La cultura del esfuerzo es uno de los pilares de la economía. En síntesis, me refiero a que toda dedicación, sacrificio y perseverancia debiera obtener justas y merecidas recompensas. Pero pareciera que esta máxima no se refleja de manera literal con tanta frecuencia en la práctica, por lo que resulta necesario matizar el carácter, en cierto modo encantador, de este postulado.

La relación esfuerzo-recompensa no está en entredicho. La motivación es el impulso que el ser humano necesita para progresar o autorrealizarse, y podríamos decir también incluso para hacer fortuna. Lo que sucede con la actual cultura del esfuerzo es, no obstante, que la obtención de la promesa nunca llega a concretarse más allá de probabilidades similares reservadas a los juegos de azar. El modelo económico nos vende esta idea. Pero al igual que sucede con los juegos de azar, tan solo una reducidísima proporción de los jugadores consigue el premio final. Lo que es un hecho es que, si te esfuerzas saldrás adelante, no te garantiza la riqueza, pero si no lo haces tienes altas probabilidades de quedarte en el fracaso.

Luciano Román en su artículo “La generación de los hijos cómodos”  nos dice que, estamos formando a jóvenes demasiado cómodos, poco habituados al sacrificio y sin experiencia para enfrentar desafíos. Esto nos lleva a una franja de chicos y adolescentes privilegiados, pero que son los que mayor responsabilidad tendrán en el futuro.

Una conjunción de factores globales y locales ha transformado en pocos años muchos rasgos fundamentales de la relación entre padres e hijos. La tecnología ha metido una cuña en ese vínculo, pero también la modificación de los hábitos de consumo (con una mayor accesibilidad a determinados bienes que ha exacerbado el consumismo); la “democratización” de los vínculos entre chicos y adultos; la puesta en tela de juicio de los modelos de crianza; el quiebre de la autoridad docente. También han influido cierta flexibilización de las costumbres sociales (con muchos cambios francamente positivos) y el reemplazo de dogmas e imposiciones por reglas que muchas veces son tan flexibles que terminan siendo confusas. También influye el miedo. Hoy hay una generación de padres temerosos porque el espacio público se ha vuelto extremadamente hostil, los peligros acechan en cualquier esquina y los riesgos adquieren, en distintos planos, una escala mucho mayor. Eso lleva a una vocación más protectora de los chicos. Intentamos resguardarlos, y quizá los metamos en una especie de burbuja.
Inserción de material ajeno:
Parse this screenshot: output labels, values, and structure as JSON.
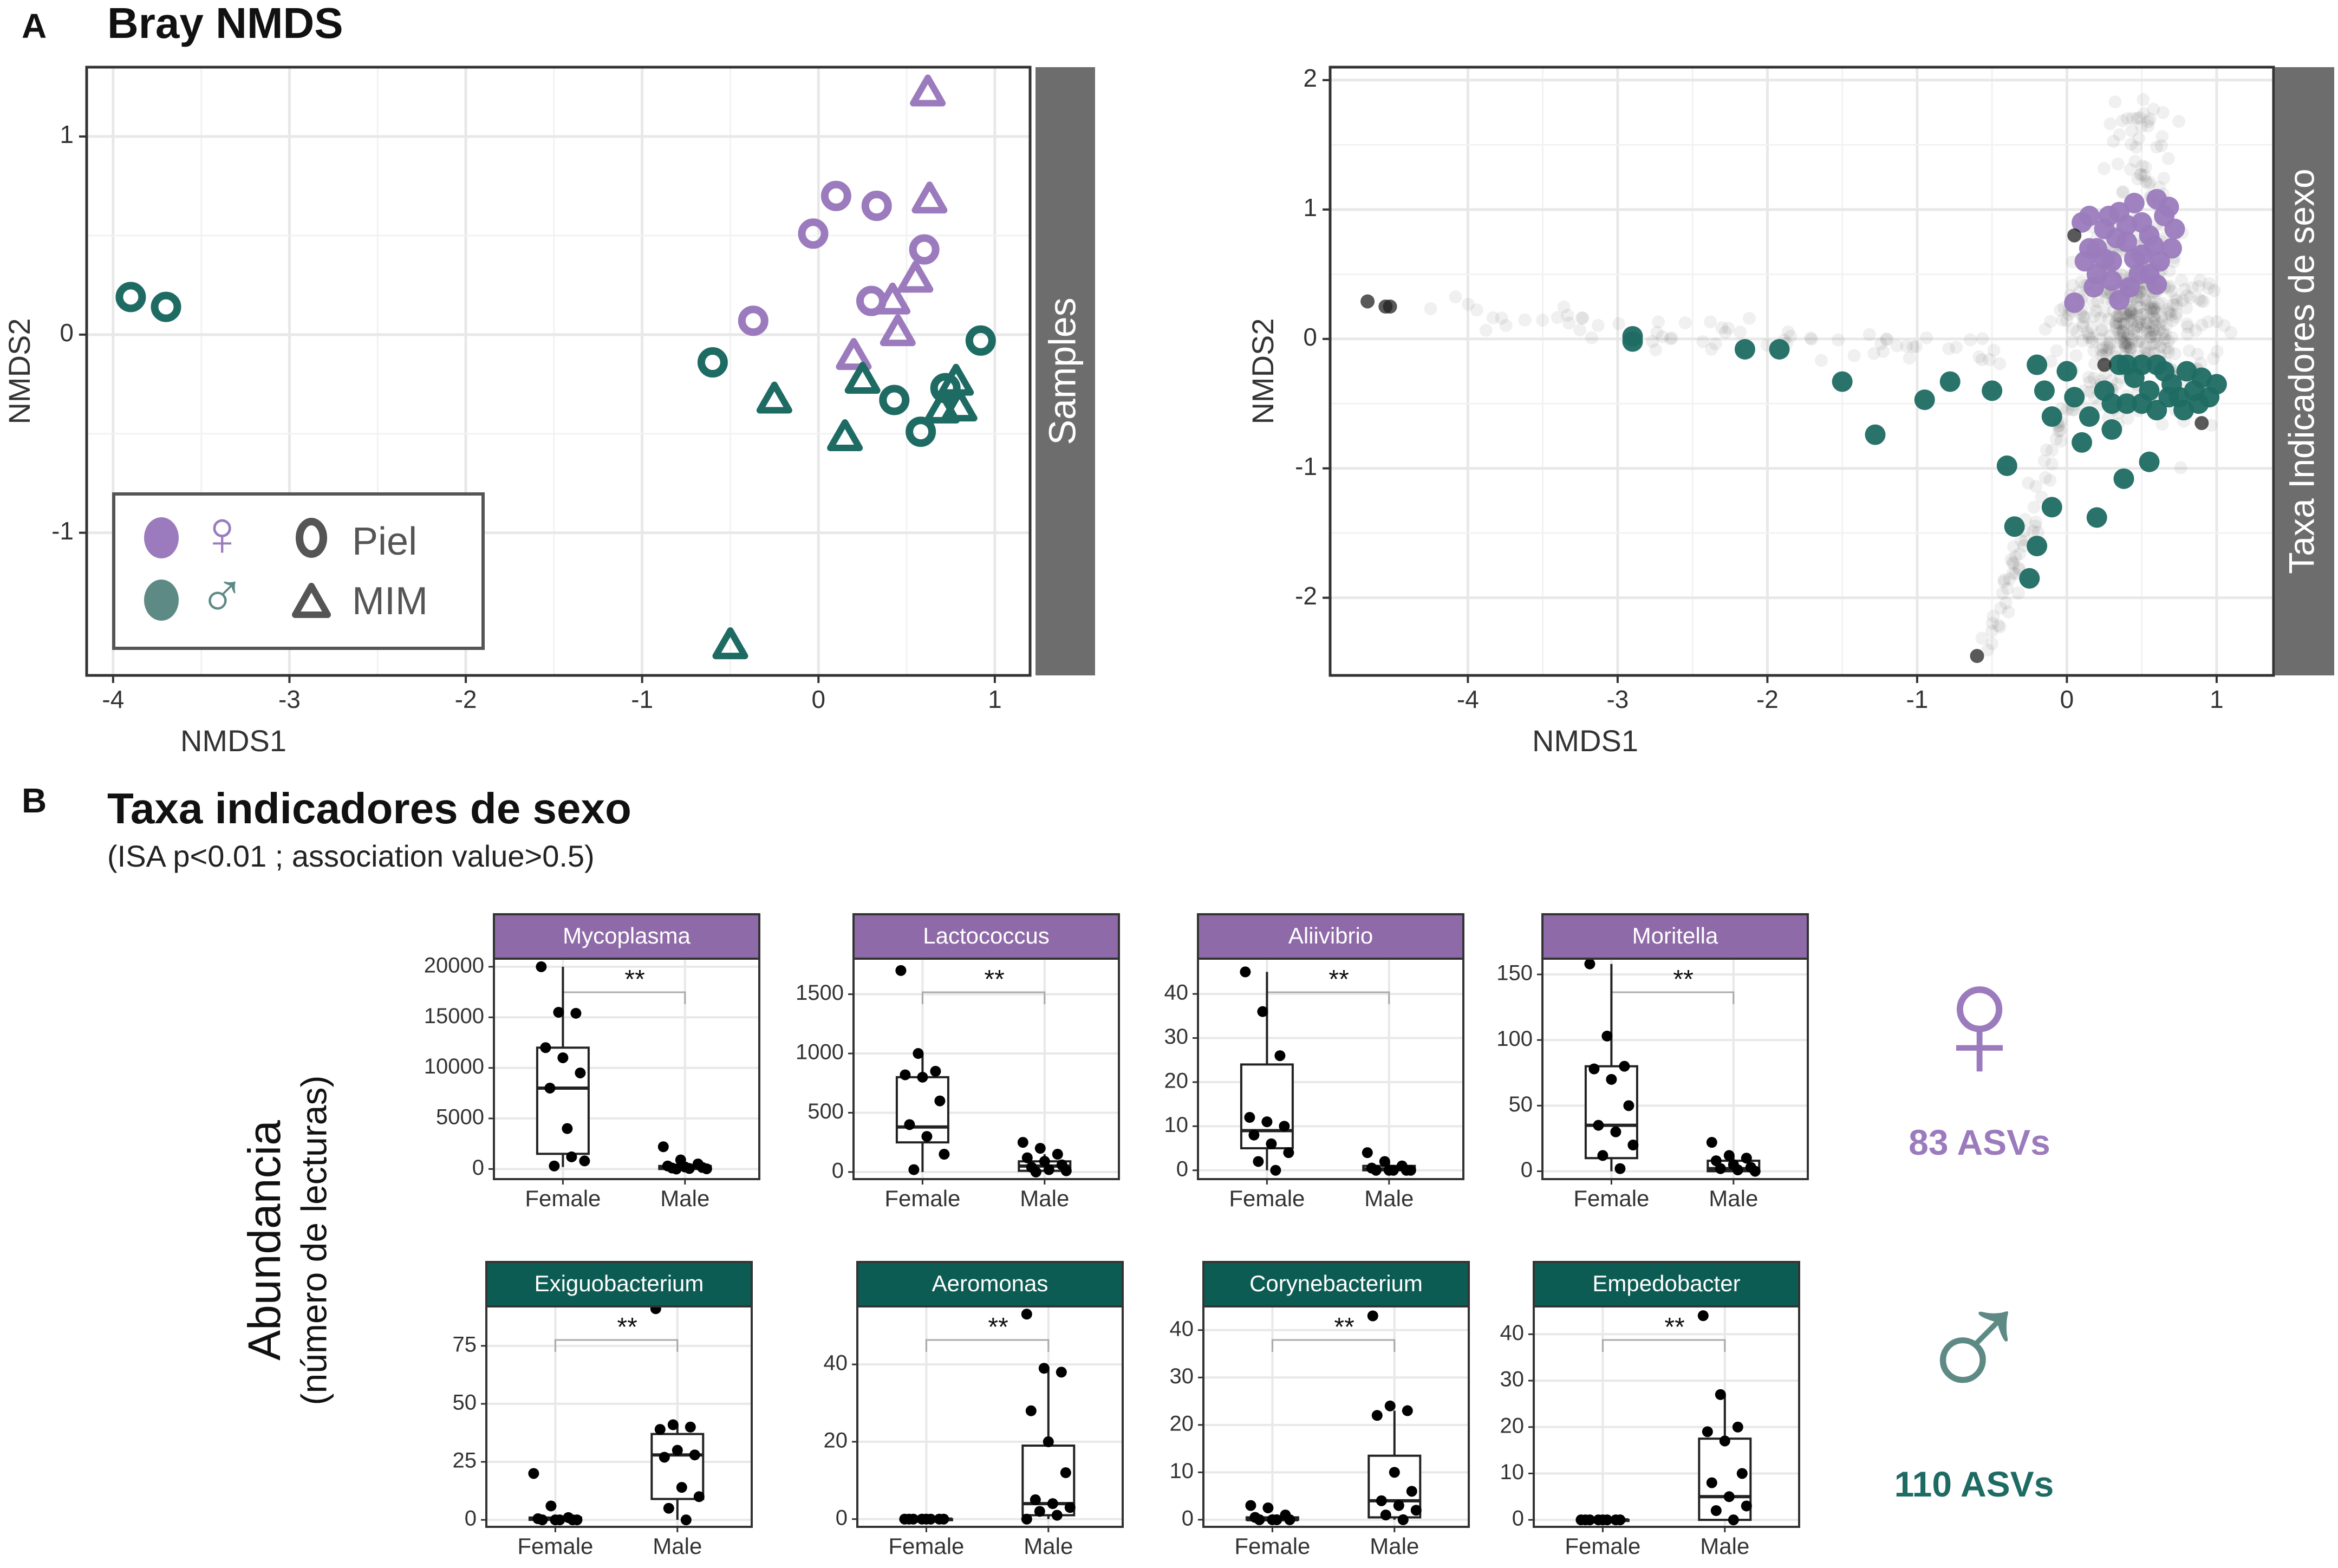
{
  "colors": {
    "female": "#9b7bbd",
    "male": "#1e6b63",
    "female_strip": "#8f6aa8",
    "male_strip": "#0d5c54",
    "facet_grey": "#6d6d6d",
    "grid": "#e8e8e8",
    "text": "#333333"
  },
  "panel_a": {
    "label": "A",
    "title": "Bray NMDS",
    "legend": {
      "female_symbol": "♀",
      "male_symbol": "♂",
      "piel": "Piel",
      "mim": "MIM"
    }
  },
  "panel_b": {
    "label": "B",
    "title": "Taxa indicadores de sexo",
    "subtitle": "(ISA  p<0.01 ; association value>0.5)",
    "ylabel_main": "Abundancia",
    "ylabel_sub": "(número de lecturas)",
    "female_summary": {
      "symbol": "♀",
      "count": "83 ASVs"
    },
    "male_summary": {
      "symbol": "♂",
      "count": "110 ASVs"
    }
  },
  "chart_data": [
    {
      "type": "scatter",
      "id": "samples",
      "facet": "Samples",
      "xlabel": "NMDS1",
      "ylabel": "NMDS2",
      "xlim": [
        -4.15,
        1.2
      ],
      "ylim": [
        -1.72,
        1.35
      ],
      "xticks": [
        -4,
        -3,
        -2,
        -1,
        0,
        1
      ],
      "yticks": [
        -1,
        0,
        1
      ],
      "series": [
        {
          "name": "Female Piel",
          "sex": "female",
          "tissue": "Piel",
          "points": [
            [
              -0.03,
              0.51
            ],
            [
              0.1,
              0.7
            ],
            [
              0.33,
              0.65
            ],
            [
              0.6,
              0.43
            ],
            [
              -0.37,
              0.07
            ],
            [
              0.3,
              0.17
            ]
          ]
        },
        {
          "name": "Female MIM",
          "sex": "female",
          "tissue": "MIM",
          "points": [
            [
              0.62,
              1.22
            ],
            [
              0.63,
              0.68
            ],
            [
              0.55,
              0.28
            ],
            [
              0.42,
              0.17
            ],
            [
              0.45,
              0.01
            ],
            [
              0.2,
              -0.11
            ]
          ]
        },
        {
          "name": "Male Piel",
          "sex": "male",
          "tissue": "Piel",
          "points": [
            [
              -3.9,
              0.19
            ],
            [
              -3.7,
              0.14
            ],
            [
              -0.6,
              -0.14
            ],
            [
              0.43,
              -0.33
            ],
            [
              0.58,
              -0.49
            ],
            [
              0.92,
              -0.03
            ],
            [
              0.72,
              -0.27
            ]
          ]
        },
        {
          "name": "Male MIM",
          "sex": "male",
          "tissue": "MIM",
          "points": [
            [
              -0.25,
              -0.33
            ],
            [
              0.25,
              -0.23
            ],
            [
              0.15,
              -0.52
            ],
            [
              0.78,
              -0.24
            ],
            [
              0.8,
              -0.37
            ],
            [
              0.7,
              -0.38
            ],
            [
              -0.5,
              -1.57
            ]
          ]
        }
      ]
    },
    {
      "type": "scatter",
      "id": "taxa",
      "facet": "Taxa Indicadores de sexo",
      "xlabel": "NMDS1",
      "ylabel": "NMDS2",
      "xlim": [
        -4.92,
        1.38
      ],
      "ylim": [
        -2.6,
        2.1
      ],
      "xticks": [
        -4,
        -3,
        -2,
        -1,
        0,
        1
      ],
      "yticks": [
        -2,
        -1,
        0,
        1,
        2
      ],
      "series": [
        {
          "name": "Female indicator ASVs",
          "sex": "female",
          "points": [
            [
              0.1,
              0.9
            ],
            [
              0.15,
              0.95
            ],
            [
              0.2,
              0.7
            ],
            [
              0.25,
              0.85
            ],
            [
              0.3,
              0.6
            ],
            [
              0.35,
              0.98
            ],
            [
              0.4,
              0.75
            ],
            [
              0.45,
              1.05
            ],
            [
              0.5,
              0.9
            ],
            [
              0.55,
              0.8
            ],
            [
              0.6,
              1.08
            ],
            [
              0.65,
              0.95
            ],
            [
              0.7,
              0.7
            ],
            [
              0.72,
              0.85
            ],
            [
              0.3,
              0.45
            ],
            [
              0.42,
              0.4
            ],
            [
              0.55,
              0.5
            ],
            [
              0.2,
              0.5
            ],
            [
              0.05,
              0.28
            ],
            [
              0.35,
              0.3
            ],
            [
              0.5,
              0.65
            ],
            [
              0.62,
              0.6
            ],
            [
              0.25,
              0.62
            ],
            [
              0.15,
              0.7
            ],
            [
              0.48,
              0.5
            ],
            [
              0.4,
              0.88
            ],
            [
              0.58,
              0.72
            ],
            [
              0.33,
              0.78
            ],
            [
              0.68,
              1.02
            ],
            [
              0.28,
              0.95
            ],
            [
              0.12,
              0.6
            ],
            [
              0.45,
              0.62
            ],
            [
              0.6,
              0.42
            ],
            [
              0.18,
              0.4
            ]
          ]
        },
        {
          "name": "Male indicator ASVs",
          "sex": "male",
          "points": [
            [
              -2.9,
              0.02
            ],
            [
              -2.9,
              -0.02
            ],
            [
              -2.15,
              -0.08
            ],
            [
              -1.92,
              -0.08
            ],
            [
              -1.5,
              -0.33
            ],
            [
              -1.28,
              -0.74
            ],
            [
              -0.95,
              -0.47
            ],
            [
              -0.78,
              -0.33
            ],
            [
              -0.5,
              -0.4
            ],
            [
              -0.4,
              -0.98
            ],
            [
              -0.35,
              -1.45
            ],
            [
              -0.25,
              -1.85
            ],
            [
              -0.2,
              -0.2
            ],
            [
              -0.15,
              -0.4
            ],
            [
              -0.1,
              -0.6
            ],
            [
              0.0,
              -0.25
            ],
            [
              0.05,
              -0.45
            ],
            [
              0.1,
              -0.8
            ],
            [
              0.15,
              -0.6
            ],
            [
              0.2,
              -1.38
            ],
            [
              0.25,
              -0.4
            ],
            [
              0.3,
              -0.7
            ],
            [
              0.35,
              -0.2
            ],
            [
              0.4,
              -0.5
            ],
            [
              0.45,
              -0.3
            ],
            [
              0.38,
              -1.08
            ],
            [
              0.5,
              -0.2
            ],
            [
              0.55,
              -0.4
            ],
            [
              0.6,
              -0.55
            ],
            [
              0.55,
              -0.95
            ],
            [
              0.65,
              -0.25
            ],
            [
              0.7,
              -0.35
            ],
            [
              0.75,
              -0.45
            ],
            [
              0.8,
              -0.25
            ],
            [
              0.85,
              -0.4
            ],
            [
              0.9,
              -0.3
            ],
            [
              0.95,
              -0.45
            ],
            [
              1.0,
              -0.35
            ],
            [
              0.6,
              -0.2
            ],
            [
              0.68,
              -0.45
            ],
            [
              0.5,
              -0.5
            ],
            [
              0.4,
              -0.2
            ],
            [
              0.3,
              -0.5
            ],
            [
              0.78,
              -0.55
            ],
            [
              0.88,
              -0.5
            ],
            [
              -0.1,
              -1.3
            ],
            [
              -0.2,
              -1.6
            ]
          ]
        },
        {
          "name": "Dark ASVs",
          "sex": "dark",
          "points": [
            [
              -4.67,
              0.29
            ],
            [
              -4.55,
              0.25
            ],
            [
              -4.52,
              0.25
            ],
            [
              -0.6,
              -2.45
            ],
            [
              0.9,
              -0.65
            ],
            [
              0.05,
              0.8
            ],
            [
              0.25,
              -0.2
            ]
          ]
        }
      ]
    },
    {
      "type": "box",
      "id": "mycoplasma",
      "title": "Mycoplasma",
      "group": "female",
      "categories": [
        "Female",
        "Male"
      ],
      "ylim": [
        -1000,
        20800
      ],
      "yticks": [
        0,
        5000,
        10000,
        15000,
        20000
      ],
      "signif": "**",
      "boxes": [
        {
          "q1": 1500,
          "median": 8000,
          "q3": 12000,
          "whisker_low": 200,
          "whisker_high": 20000,
          "points": [
            20000,
            15500,
            15400,
            12000,
            11000,
            9500,
            8000,
            4000,
            800,
            300,
            1200
          ]
        },
        {
          "q1": 0,
          "median": 150,
          "q3": 300,
          "whisker_low": 0,
          "whisker_high": 600,
          "points": [
            2200,
            900,
            500,
            300,
            200,
            150,
            100,
            50,
            20,
            0
          ]
        }
      ]
    },
    {
      "type": "box",
      "id": "lactococcus",
      "title": "Lactococcus",
      "group": "female",
      "categories": [
        "Female",
        "Male"
      ],
      "ylim": [
        -60,
        1800
      ],
      "yticks": [
        0,
        500,
        1000,
        1500
      ],
      "signif": "**",
      "boxes": [
        {
          "q1": 250,
          "median": 380,
          "q3": 800,
          "whisker_low": 0,
          "whisker_high": 1000,
          "points": [
            1700,
            1000,
            850,
            820,
            800,
            600,
            400,
            300,
            150,
            20
          ]
        },
        {
          "q1": 10,
          "median": 50,
          "q3": 90,
          "whisker_low": 0,
          "whisker_high": 150,
          "points": [
            250,
            200,
            150,
            120,
            90,
            60,
            40,
            20,
            10,
            0
          ]
        }
      ]
    },
    {
      "type": "box",
      "id": "aliivibrio",
      "title": "Aliivibrio",
      "group": "female",
      "categories": [
        "Female",
        "Male"
      ],
      "ylim": [
        -2,
        48
      ],
      "yticks": [
        0,
        10,
        20,
        30,
        40
      ],
      "signif": "**",
      "boxes": [
        {
          "q1": 5,
          "median": 9,
          "q3": 24,
          "whisker_low": 0,
          "whisker_high": 45,
          "points": [
            45,
            36,
            26,
            12,
            11,
            10,
            8,
            6,
            4,
            2,
            0
          ]
        },
        {
          "q1": 0,
          "median": 0.3,
          "q3": 1,
          "whisker_low": 0,
          "whisker_high": 2,
          "points": [
            4,
            2,
            1,
            0.5,
            0,
            0,
            0,
            0,
            0
          ]
        }
      ]
    },
    {
      "type": "box",
      "id": "moritella",
      "title": "Moritella",
      "group": "female",
      "categories": [
        "Female",
        "Male"
      ],
      "ylim": [
        -6,
        162
      ],
      "yticks": [
        0,
        50,
        100,
        150
      ],
      "signif": "**",
      "boxes": [
        {
          "q1": 10,
          "median": 35,
          "q3": 80,
          "whisker_low": 0,
          "whisker_high": 158,
          "points": [
            158,
            103,
            80,
            78,
            70,
            50,
            35,
            30,
            20,
            12,
            2
          ]
        },
        {
          "q1": 0,
          "median": 2,
          "q3": 8,
          "whisker_low": 0,
          "whisker_high": 12,
          "points": [
            22,
            12,
            10,
            8,
            5,
            3,
            2,
            1,
            0
          ]
        }
      ]
    },
    {
      "type": "box",
      "id": "exiguobacterium",
      "title": "Exiguobacterium",
      "group": "male",
      "categories": [
        "Female",
        "Male"
      ],
      "ylim": [
        -3,
        92
      ],
      "yticks": [
        0,
        25,
        50,
        75
      ],
      "signif": "**",
      "boxes": [
        {
          "q1": 0,
          "median": 0.5,
          "q3": 1,
          "whisker_low": 0,
          "whisker_high": 2,
          "points": [
            20,
            6,
            1,
            0.5,
            0,
            0,
            0,
            0,
            0
          ]
        },
        {
          "q1": 9,
          "median": 28,
          "q3": 37,
          "whisker_low": 0,
          "whisker_high": 41,
          "points": [
            91,
            41,
            40,
            39,
            30,
            28,
            27,
            14,
            10,
            5,
            0
          ]
        }
      ]
    },
    {
      "type": "box",
      "id": "aeromonas",
      "title": "Aeromonas",
      "group": "male",
      "categories": [
        "Female",
        "Male"
      ],
      "ylim": [
        -2,
        55
      ],
      "yticks": [
        0,
        20,
        40
      ],
      "signif": "**",
      "boxes": [
        {
          "q1": 0,
          "median": 0,
          "q3": 0,
          "whisker_low": 0,
          "whisker_high": 0,
          "points": [
            0,
            0,
            0,
            0,
            0,
            0,
            0,
            0
          ]
        },
        {
          "q1": 1,
          "median": 4,
          "q3": 19,
          "whisker_low": 0,
          "whisker_high": 39,
          "points": [
            53,
            39,
            38,
            28,
            20,
            12,
            5,
            4,
            3,
            2,
            1,
            0
          ]
        }
      ]
    },
    {
      "type": "box",
      "id": "corynebacterium",
      "title": "Corynebacterium",
      "group": "male",
      "categories": [
        "Female",
        "Male"
      ],
      "ylim": [
        -1.5,
        45
      ],
      "yticks": [
        0,
        10,
        20,
        30,
        40
      ],
      "signif": "**",
      "boxes": [
        {
          "q1": 0,
          "median": 0,
          "q3": 0.5,
          "whisker_low": 0,
          "whisker_high": 1,
          "points": [
            3,
            2.5,
            1,
            0.5,
            0,
            0,
            0,
            0
          ]
        },
        {
          "q1": 0.5,
          "median": 4,
          "q3": 13.5,
          "whisker_low": 0,
          "whisker_high": 23,
          "points": [
            43,
            24,
            23,
            22,
            10,
            6,
            4,
            3,
            2,
            1,
            0
          ]
        }
      ]
    },
    {
      "type": "box",
      "id": "empedobacter",
      "title": "Empedobacter",
      "group": "male",
      "categories": [
        "Female",
        "Male"
      ],
      "ylim": [
        -1.5,
        46
      ],
      "yticks": [
        0,
        10,
        20,
        30,
        40
      ],
      "signif": "**",
      "boxes": [
        {
          "q1": 0,
          "median": 0,
          "q3": 0,
          "whisker_low": 0,
          "whisker_high": 0,
          "points": [
            0,
            0,
            0,
            0,
            0,
            0,
            0,
            0
          ]
        },
        {
          "q1": 0,
          "median": 5,
          "q3": 17.5,
          "whisker_low": 0,
          "whisker_high": 27,
          "points": [
            44,
            27,
            20,
            19,
            17,
            10,
            8,
            5,
            3,
            2,
            0
          ]
        }
      ]
    }
  ]
}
La gran incógnita es: ¿Hasta dónde soltar y hasta dónde proteger a nuestros hijos? Como dice Carlos Llano (fundador de IPADE) “No puedes tener buenos hijos llevándolos todos los veranos a Europa”. Yo creo que no hay que poner las condiciones cómodas, pero sí ser subsidiarios, o sea, que den su máximo esfuerzo y nosotros como padres agregar solo el complemento, nunca hacerles el trabajo, ni tampoco darles todo, porque acabarás formando inútiles e insatisfechos globales.

Steve Jobs cerró así su célebre discurso ante estudiantes de Stanford: “Nunca dejen de tener hambre y de ser alocados”. Podría decirse de otro modo: “Nunca dejen de pelearla, de arriesgar y de tener rebeldía”. ¿Estamos formando a una generación de luchadores, o más bien de comodinos? Tendremos que incomodar más a nuestros hijos, para evitar improductivos futuros.